When you are young, dating and exploring life’s many possibilities, your only concern should be you.Your wants, your dreams, your goals, and your standards are all you need to adhere to. There is no need to compromise your needs for anyone or anything at such a volatile time of self growth.
I talked before about paying attention to the “red flags” you see when dating or when you first meet someone in So You Want To Find Bae? 7 Things You Need To Know, but didn’t go into specifics.
Of course, red flags will vary from person to person, as we all have things that we find to be a priority to us, but some tell-tell signs that is time to stop wasting your time and keep it moving include:
When dating, this is one of the most important aspects. If your desire to hold a conversation with the other, much less even respond starts to fade, it might be a sign you should cut it off. The same thing goes the other way around. When phone calls and texts become less frequent with no explanation, take it as a sign something shady is going on. No one is too busy for someone they care about. You make time for what you want to make time for.

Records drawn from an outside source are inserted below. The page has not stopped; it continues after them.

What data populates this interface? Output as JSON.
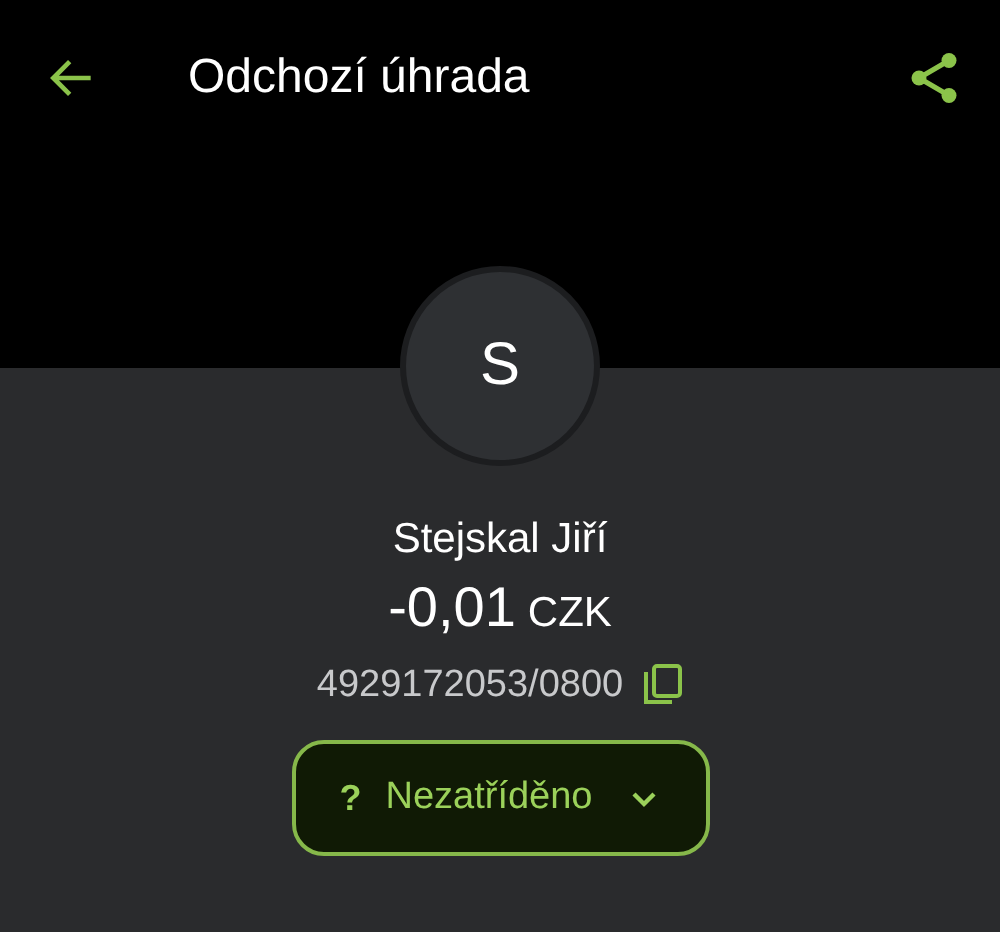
{
  "header": {
    "title": "Odchozí úhrada"
  },
  "avatar": {
    "initial": "S"
  },
  "payee": {
    "name": "Stejskal Jiří",
    "amount": "-0,01",
    "currency": "CZK",
    "account": "4929172053/0800"
  },
  "category": {
    "icon": "?",
    "label": "Nezatříděno"
  }
}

There is no way to have a healthy and happy relationship of either a romantic or platonic nature if honesty isn’t in the mix. Of course we all tell little white lies or omit details, but if you feel the need to tell a BOLD FACED lie and feel no remorse, that means the feelings of the other person don’t matter much to you. Just let it go and let them find someone who cares enough to keep it 100 with them. On the other side of the coin, if you can tell you are being lied to, cut them off. They aren’t trippin’ off of you, so don’t trip of them. Someone who lies to you or makes constant excuses for their own sake doesn’t have much respect for you anyway. Let them run their mouth to someone else.

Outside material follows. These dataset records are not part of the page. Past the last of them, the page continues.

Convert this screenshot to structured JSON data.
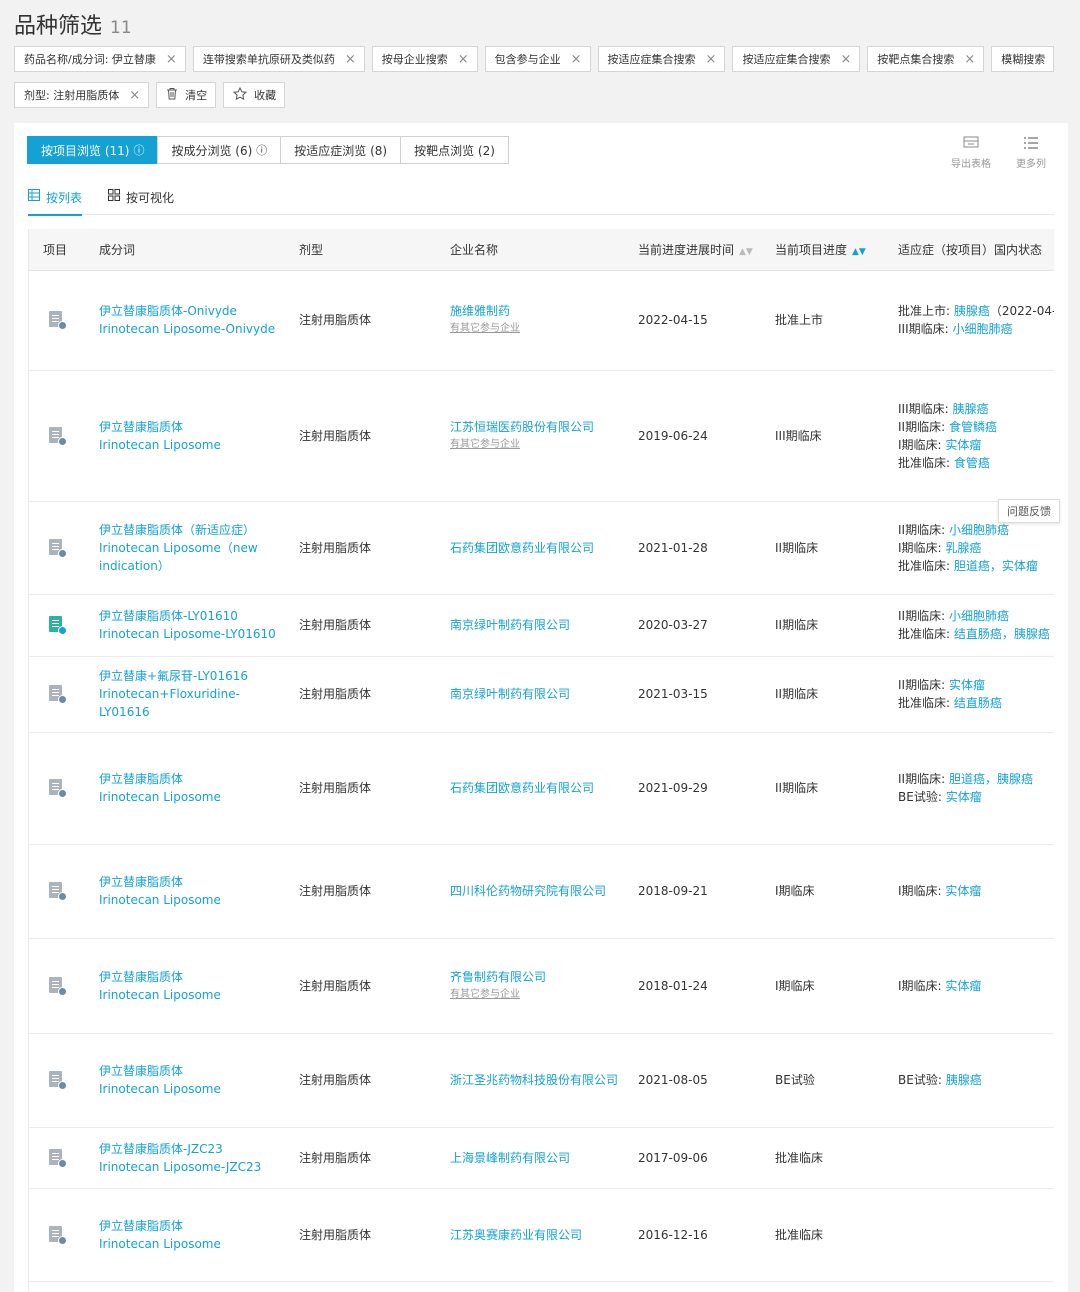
{
  "page": {
    "title": "品种筛选",
    "count": "11"
  },
  "filters": {
    "row1": [
      {
        "label": "药品名称/成分词: 伊立替康",
        "close": "×"
      },
      {
        "label": "连带搜索单抗原研及类似药",
        "close": "×"
      },
      {
        "label": "按母企业搜索",
        "close": "×"
      },
      {
        "label": "包含参与企业",
        "close": "×"
      },
      {
        "label": "按适应症集合搜索",
        "close": "×"
      },
      {
        "label": "按适应症集合搜索",
        "close": "×"
      },
      {
        "label": "按靶点集合搜索",
        "close": "×"
      },
      {
        "label": "模糊搜索"
      }
    ],
    "row2": {
      "dosage": {
        "label": "剂型: 注射用脂质体",
        "close": "×"
      },
      "clear": {
        "label": "清空",
        "icon": "trash-icon"
      },
      "favorite": {
        "label": "收藏",
        "icon": "star-icon"
      }
    }
  },
  "tabs": [
    {
      "label": "按项目浏览 (11)",
      "help": "ⓘ",
      "active": true
    },
    {
      "label": "按成分浏览 (6)",
      "help": "ⓘ",
      "active": false
    },
    {
      "label": "按适应症浏览 (8)",
      "active": false
    },
    {
      "label": "按靶点浏览 (2)",
      "active": false
    }
  ],
  "tools": {
    "export": "导出表格",
    "more_cols": "更多列"
  },
  "views": {
    "list": "按列表",
    "visual": "按可视化"
  },
  "table": {
    "headers": [
      "项目",
      "成分词",
      "剂型",
      "企业名称",
      "当前进度进展时间",
      "当前项目进度",
      "适应症（按项目）国内状态"
    ],
    "rows": [
      {
        "icon": "gray",
        "cn": "伊立替康脂质体-Onivyde",
        "en": "Irinotecan Liposome-Onivyde",
        "form": "注射用脂质体",
        "company": "施维雅制药",
        "company_sub": "有其它参与企业",
        "date": "2022-04-15",
        "stage": "批准上市",
        "ind": [
          {
            "label": "批准上市: ",
            "items": "胰腺癌",
            "tail": "（2022-04-"
          },
          {
            "label": "III期临床: ",
            "items": "小细胞肺癌",
            "tail": ""
          }
        ]
      },
      {
        "icon": "gray",
        "cn": "伊立替康脂质体",
        "en": "Irinotecan Liposome",
        "form": "注射用脂质体",
        "company": "江苏恒瑞医药股份有限公司",
        "company_sub": "有其它参与企业",
        "date": "2019-06-24",
        "stage": "III期临床",
        "ind": [
          {
            "label": "III期临床: ",
            "items": "胰腺癌",
            "tail": ""
          },
          {
            "label": "II期临床: ",
            "items": "食管鳞癌",
            "tail": ""
          },
          {
            "label": "I期临床: ",
            "items": "实体瘤",
            "tail": ""
          },
          {
            "label": "批准临床: ",
            "items": "食管癌",
            "tail": ""
          }
        ]
      },
      {
        "icon": "gray",
        "cn": "伊立替康脂质体（新适应症）",
        "en": "Irinotecan Liposome（new indication）",
        "form": "注射用脂质体",
        "company": "石药集团欧意药业有限公司",
        "company_sub": "",
        "date": "2021-01-28",
        "stage": "II期临床",
        "ind": [
          {
            "label": "II期临床: ",
            "items": "小细胞肺癌",
            "tail": ""
          },
          {
            "label": "I期临床: ",
            "items": "乳腺癌",
            "tail": ""
          },
          {
            "label": "批准临床: ",
            "items": "胆道癌，实体瘤",
            "tail": ""
          }
        ]
      },
      {
        "icon": "green",
        "cn": "伊立替康脂质体-LY01610",
        "en": "Irinotecan Liposome-LY01610",
        "form": "注射用脂质体",
        "company": "南京绿叶制药有限公司",
        "company_sub": "",
        "date": "2020-03-27",
        "stage": "II期临床",
        "ind": [
          {
            "label": "II期临床: ",
            "items": "小细胞肺癌",
            "tail": ""
          },
          {
            "label": "批准临床: ",
            "items": "结直肠癌，胰腺癌",
            "tail": ""
          }
        ]
      },
      {
        "icon": "gray",
        "cn": "伊立替康+氟尿苷-LY01616",
        "en": "Irinotecan+Floxuridine-LY01616",
        "form": "注射用脂质体",
        "company": "南京绿叶制药有限公司",
        "company_sub": "",
        "date": "2021-03-15",
        "stage": "II期临床",
        "ind": [
          {
            "label": "II期临床: ",
            "items": "实体瘤",
            "tail": ""
          },
          {
            "label": "批准临床: ",
            "items": "结直肠癌",
            "tail": ""
          }
        ]
      },
      {
        "icon": "gray",
        "cn": "伊立替康脂质体",
        "en": "Irinotecan Liposome",
        "form": "注射用脂质体",
        "company": "石药集团欧意药业有限公司",
        "company_sub": "",
        "date": "2021-09-29",
        "stage": "II期临床",
        "ind": [
          {
            "label": "II期临床: ",
            "items": "胆道癌，胰腺癌",
            "tail": ""
          },
          {
            "label": "BE试验: ",
            "items": "实体瘤",
            "tail": ""
          }
        ]
      },
      {
        "icon": "gray",
        "cn": "伊立替康脂质体",
        "en": "Irinotecan Liposome",
        "form": "注射用脂质体",
        "company": "四川科伦药物研究院有限公司",
        "company_sub": "",
        "date": "2018-09-21",
        "stage": "I期临床",
        "ind": [
          {
            "label": "I期临床: ",
            "items": "实体瘤",
            "tail": ""
          }
        ]
      },
      {
        "icon": "gray",
        "cn": "伊立替康脂质体",
        "en": "Irinotecan Liposome",
        "form": "注射用脂质体",
        "company": "齐鲁制药有限公司",
        "company_sub": "有其它参与企业",
        "date": "2018-01-24",
        "stage": "I期临床",
        "ind": [
          {
            "label": "I期临床: ",
            "items": "实体瘤",
            "tail": ""
          }
        ]
      },
      {
        "icon": "gray",
        "cn": "伊立替康脂质体",
        "en": "Irinotecan Liposome",
        "form": "注射用脂质体",
        "company": "浙江圣兆药物科技股份有限公司",
        "company_sub": "",
        "date": "2021-08-05",
        "stage": "BE试验",
        "ind": [
          {
            "label": "BE试验: ",
            "items": "胰腺癌",
            "tail": ""
          }
        ]
      },
      {
        "icon": "gray",
        "cn": "伊立替康脂质体-JZC23",
        "en": "Irinotecan Liposome-JZC23",
        "form": "注射用脂质体",
        "company": "上海景峰制药有限公司",
        "company_sub": "",
        "date": "2017-09-06",
        "stage": "批准临床",
        "ind": []
      },
      {
        "icon": "gray",
        "cn": "伊立替康脂质体",
        "en": "Irinotecan Liposome",
        "form": "注射用脂质体",
        "company": "江苏奥赛康药业有限公司",
        "company_sub": "",
        "date": "2016-12-16",
        "stage": "批准临床",
        "ind": []
      }
    ]
  },
  "feedback": "问题反馈",
  "colors": {
    "accent": "#14a2d4"
  }
}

If someone is making you feel insecure or uncertain about your place, its typically apart of “the game.” You know the game. The one where you strategically do or say things to keep the other guessing. Well that is all fine and dandy, until someone is sitting there lost in the sauce about what the hell is really going on.

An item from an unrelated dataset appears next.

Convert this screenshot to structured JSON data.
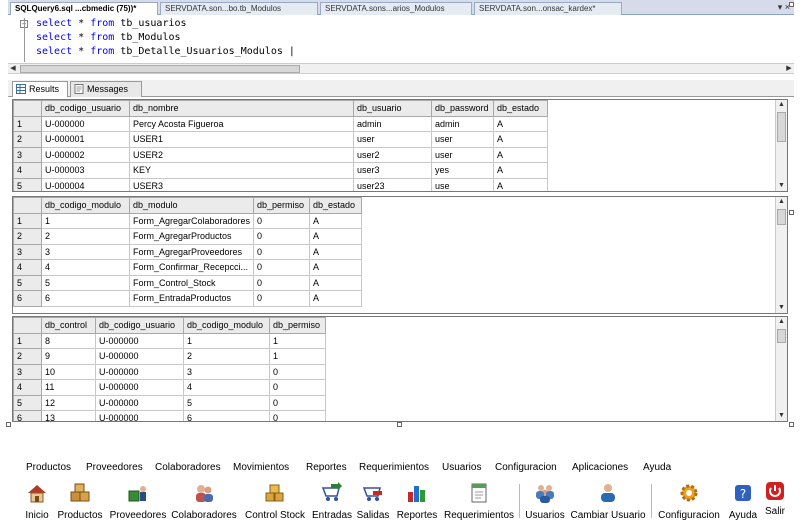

Personally, I don’t think there should be a time in any relationship where you feel that you have to question your stance.
“Are we talking?”
“Are we exclusive?”
Does s/he really fwm?”
Don’t waste your time with someone who keeps you in limbo.When someone is really feeling you, you know it. It will show through not only their words, but through their actions as well.
If you go from talking to someone like they are your best friend to pulling teeth to have a conversation, it’s over. You should not have to force conversation with anyone, especially someone you are attempting to build a relationship with. Boring and bland conversation is someone’s way of slowly dropping you without having to say it. “Mia, how do you know? Well, I’ve been the victim and I’ve been the culprit (oops), so I can only share what I have seen and have done.
There are far more important things to be focused on in your personal journey than to entertain someone for the sake of your phone not being dry or wanting to have someone to go on dates with. Your time and your spirit is precious. Spend it with people whom you enjoy being around, who better you as a person, and genuinely care about your well being.
There are plenty of fish in the sea, and as long as you keep focusing on you and your own growth, the right ones will come to you. In the meantime, don’t put up with anyone’s bullshit for the sake of “not being alone.” There is nothing wrong with dropping what you don’t deserve, to get what you really want.